Dr. James Shannon, leader of the Goldwater antimalarial research group, served as director of NIH from 1955-1968. Shannon, born in 1904, was educated in New York City and received his M.D. from the New York University School of Medicine in 1929. After serving his residency at Bellvue Hospital, Shannon returned to NYU to study for the Ph.D. in Physiology, which he earned in 1935. He spent the next fifteen years on the faculty of the NYU School of Medicine, where he studied the relatively new field of kidney physiology.

In 1941 Shannon took responsibility for directing the NYU Research Service at the new Goldwater Memorial Hospital at Welfare (now Roosevelt) Island in New York. However, his plans to study renal physiology there were interrupted by the government's call for research into antimalarial drugs. He assembled a group of doctors responsible for recommending an appropriate dosage of Atabrine. They also developed Chloroquine, the drug of choice to treat malaria for several subsequent decades. After the war, Shannon was named director of a pharmaceutical company before becoming an associate director in charge of research at the newly created National Heart Institute at NIH.

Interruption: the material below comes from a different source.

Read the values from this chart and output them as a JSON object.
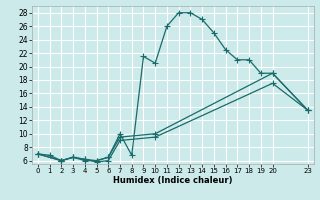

In 1955 Shannon was named director of NIH, a post he held for thirteen years. He oversaw a period of vastly increased construction, increased funding for research personnel and laboratories, and the creation of new research centers. Shannon brought money from Capitol Hill and new optimism to NIH, from which he retired at the mandatory age of sixty-four in 1968. Shannon then served in a variety of consultant and board positions with various universities, hospitals, and other institutions. To honor him for his many contributions to NIH, the central administration building (Building 1) was named for him in 1983.